Мне рассказывал Костя САМ, как он рисовал в ЦКПиО на фестивале, и к нему подходили люди, просили дать им порисовать. Он им говорил: «Вот баллончик, вот стена, рисуйте». А они просто стояли и не знали, что рисовать. Для меня это потрясением было — людям дают свободу самовыражения, способ высказывания, говорят, как это сделать, а они настолько в себе замкнуты, настолько не развито их самосознание, что они не могут ничего сказать.
— Может, их сама ситуация, сама стена пугает?
— Чистая стена, как и чистый лист, пугает, конечно. Но до этого я имел опыт рисования с детьми: даешь им баллончик, они всегда знают, что написать. А тут взрослому человеку даешь баллон, а он не знает, что им написать или нарисовать. Он не может ничего сказать, даже ничего плохого. Он чувствует ответственность.

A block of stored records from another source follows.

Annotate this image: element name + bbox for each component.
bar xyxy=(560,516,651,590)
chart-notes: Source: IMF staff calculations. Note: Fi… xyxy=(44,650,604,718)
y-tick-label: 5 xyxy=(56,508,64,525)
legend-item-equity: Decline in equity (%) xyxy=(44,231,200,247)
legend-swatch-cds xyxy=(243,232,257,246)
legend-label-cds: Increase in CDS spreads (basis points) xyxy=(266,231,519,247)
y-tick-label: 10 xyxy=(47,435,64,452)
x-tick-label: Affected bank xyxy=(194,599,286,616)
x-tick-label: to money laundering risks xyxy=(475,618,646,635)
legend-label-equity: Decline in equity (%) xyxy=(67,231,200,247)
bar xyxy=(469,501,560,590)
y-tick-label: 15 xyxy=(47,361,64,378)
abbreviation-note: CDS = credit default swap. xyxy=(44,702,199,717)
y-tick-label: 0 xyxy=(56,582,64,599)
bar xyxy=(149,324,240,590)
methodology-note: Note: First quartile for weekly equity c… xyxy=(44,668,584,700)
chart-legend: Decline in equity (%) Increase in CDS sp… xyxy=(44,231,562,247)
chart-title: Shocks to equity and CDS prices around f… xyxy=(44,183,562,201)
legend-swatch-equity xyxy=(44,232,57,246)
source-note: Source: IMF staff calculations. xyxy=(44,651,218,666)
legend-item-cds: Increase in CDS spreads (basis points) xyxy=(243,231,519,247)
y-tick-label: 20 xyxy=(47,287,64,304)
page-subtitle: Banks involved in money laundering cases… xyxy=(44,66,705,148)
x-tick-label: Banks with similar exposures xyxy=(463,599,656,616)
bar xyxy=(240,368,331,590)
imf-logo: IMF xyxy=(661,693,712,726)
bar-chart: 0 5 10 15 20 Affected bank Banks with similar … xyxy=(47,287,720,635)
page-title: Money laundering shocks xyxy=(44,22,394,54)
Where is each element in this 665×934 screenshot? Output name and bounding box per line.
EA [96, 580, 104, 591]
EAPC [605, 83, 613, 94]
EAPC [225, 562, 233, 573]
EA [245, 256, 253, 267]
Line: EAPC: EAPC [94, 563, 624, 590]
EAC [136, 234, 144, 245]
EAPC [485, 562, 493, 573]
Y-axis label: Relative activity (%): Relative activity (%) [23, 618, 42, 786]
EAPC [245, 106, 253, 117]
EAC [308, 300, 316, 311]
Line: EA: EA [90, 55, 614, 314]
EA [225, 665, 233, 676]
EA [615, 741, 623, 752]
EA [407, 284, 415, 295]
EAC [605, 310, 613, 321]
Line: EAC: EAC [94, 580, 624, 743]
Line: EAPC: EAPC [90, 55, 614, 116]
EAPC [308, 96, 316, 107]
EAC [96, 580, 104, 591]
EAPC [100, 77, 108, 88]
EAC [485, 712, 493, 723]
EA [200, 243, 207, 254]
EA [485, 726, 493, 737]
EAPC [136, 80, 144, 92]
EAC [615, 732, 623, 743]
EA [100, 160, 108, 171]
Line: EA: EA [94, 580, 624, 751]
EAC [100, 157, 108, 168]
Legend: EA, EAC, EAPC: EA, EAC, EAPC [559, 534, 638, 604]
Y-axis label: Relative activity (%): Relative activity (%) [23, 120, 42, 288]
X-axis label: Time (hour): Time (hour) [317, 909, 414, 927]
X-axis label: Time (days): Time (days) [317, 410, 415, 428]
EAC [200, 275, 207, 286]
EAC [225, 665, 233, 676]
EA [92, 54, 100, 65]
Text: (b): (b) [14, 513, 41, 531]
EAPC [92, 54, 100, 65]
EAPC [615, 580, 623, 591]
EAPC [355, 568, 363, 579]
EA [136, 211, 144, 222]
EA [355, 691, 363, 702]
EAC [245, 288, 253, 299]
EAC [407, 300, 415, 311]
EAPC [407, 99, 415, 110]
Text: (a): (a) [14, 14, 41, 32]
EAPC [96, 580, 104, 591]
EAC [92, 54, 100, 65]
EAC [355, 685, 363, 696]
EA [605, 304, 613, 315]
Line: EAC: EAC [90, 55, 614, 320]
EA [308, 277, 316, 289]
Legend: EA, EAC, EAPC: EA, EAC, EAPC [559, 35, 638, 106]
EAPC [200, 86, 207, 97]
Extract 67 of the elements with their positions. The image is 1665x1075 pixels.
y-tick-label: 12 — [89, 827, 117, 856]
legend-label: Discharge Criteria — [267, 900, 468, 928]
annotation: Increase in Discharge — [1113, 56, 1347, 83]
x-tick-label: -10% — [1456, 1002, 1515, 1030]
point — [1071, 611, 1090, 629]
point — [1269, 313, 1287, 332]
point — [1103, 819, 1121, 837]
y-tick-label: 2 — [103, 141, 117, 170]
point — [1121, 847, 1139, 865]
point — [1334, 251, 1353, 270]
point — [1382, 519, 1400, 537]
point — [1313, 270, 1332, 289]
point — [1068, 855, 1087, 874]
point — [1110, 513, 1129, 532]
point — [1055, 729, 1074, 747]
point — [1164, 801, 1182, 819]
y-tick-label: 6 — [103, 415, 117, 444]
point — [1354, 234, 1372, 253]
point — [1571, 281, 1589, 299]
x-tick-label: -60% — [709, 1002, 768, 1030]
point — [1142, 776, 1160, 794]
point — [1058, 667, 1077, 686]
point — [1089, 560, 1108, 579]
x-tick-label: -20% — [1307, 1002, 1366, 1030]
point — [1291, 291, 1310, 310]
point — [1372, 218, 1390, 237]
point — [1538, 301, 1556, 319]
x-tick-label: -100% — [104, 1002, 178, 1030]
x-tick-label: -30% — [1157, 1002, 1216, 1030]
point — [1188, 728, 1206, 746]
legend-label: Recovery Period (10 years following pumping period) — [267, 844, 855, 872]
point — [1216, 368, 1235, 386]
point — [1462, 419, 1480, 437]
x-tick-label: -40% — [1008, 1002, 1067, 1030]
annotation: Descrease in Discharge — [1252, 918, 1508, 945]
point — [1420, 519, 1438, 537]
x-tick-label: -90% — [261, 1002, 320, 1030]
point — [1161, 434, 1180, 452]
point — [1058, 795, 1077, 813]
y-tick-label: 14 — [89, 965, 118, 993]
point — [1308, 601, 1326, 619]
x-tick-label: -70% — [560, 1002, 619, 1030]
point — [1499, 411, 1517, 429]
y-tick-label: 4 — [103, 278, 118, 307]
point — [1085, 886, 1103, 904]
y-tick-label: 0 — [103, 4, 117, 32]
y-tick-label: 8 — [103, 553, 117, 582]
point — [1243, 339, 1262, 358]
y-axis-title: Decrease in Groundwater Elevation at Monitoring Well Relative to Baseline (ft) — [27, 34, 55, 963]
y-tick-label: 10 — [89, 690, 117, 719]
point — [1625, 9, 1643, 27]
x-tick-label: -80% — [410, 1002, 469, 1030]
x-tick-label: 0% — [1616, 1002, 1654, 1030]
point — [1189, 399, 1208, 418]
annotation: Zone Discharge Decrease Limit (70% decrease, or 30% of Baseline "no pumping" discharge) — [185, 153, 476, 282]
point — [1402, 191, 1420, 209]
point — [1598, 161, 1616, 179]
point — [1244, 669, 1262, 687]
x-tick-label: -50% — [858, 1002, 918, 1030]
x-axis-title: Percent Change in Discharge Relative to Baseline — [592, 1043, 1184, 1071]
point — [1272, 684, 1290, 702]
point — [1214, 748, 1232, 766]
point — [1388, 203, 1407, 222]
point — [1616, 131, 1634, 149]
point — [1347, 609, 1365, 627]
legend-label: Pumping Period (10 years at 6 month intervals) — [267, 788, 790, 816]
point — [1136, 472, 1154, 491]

— Да. Разве это не по-взрослому?
— Да, просто меня поразило, как люди не готовы к этой ответственности.
— Может, это нормально. Мы же не с психотерапией имеем дело. Ответственность за свои слова – это неплохо. Думаю, я бы тоже в ступор впала.
— Люди думают, что если написал на стене, это никуда не денется, поэтому люди стоят и думают, что же такое написать. Надо что-то хорошее написать, нарисовать, а это оказывается сложно. Это я к тому, как вообще может развиваться уличная культура в такой среде, когда люди даже свое имя на стене боятся написать, потому что оно здесь останется. Хотя, вот с именами как раз ситуация у нас противоположная. Но дальше имени или слова из трех букв дело все равно не уходит.
— Тогда тот, кто решается, оказывается в ситуации, где этот его жест, его рисование на улице, что-то значит и для других. Если бы все так легко могли подходить к стенам и рисовать, то эти действия меньше бы значили.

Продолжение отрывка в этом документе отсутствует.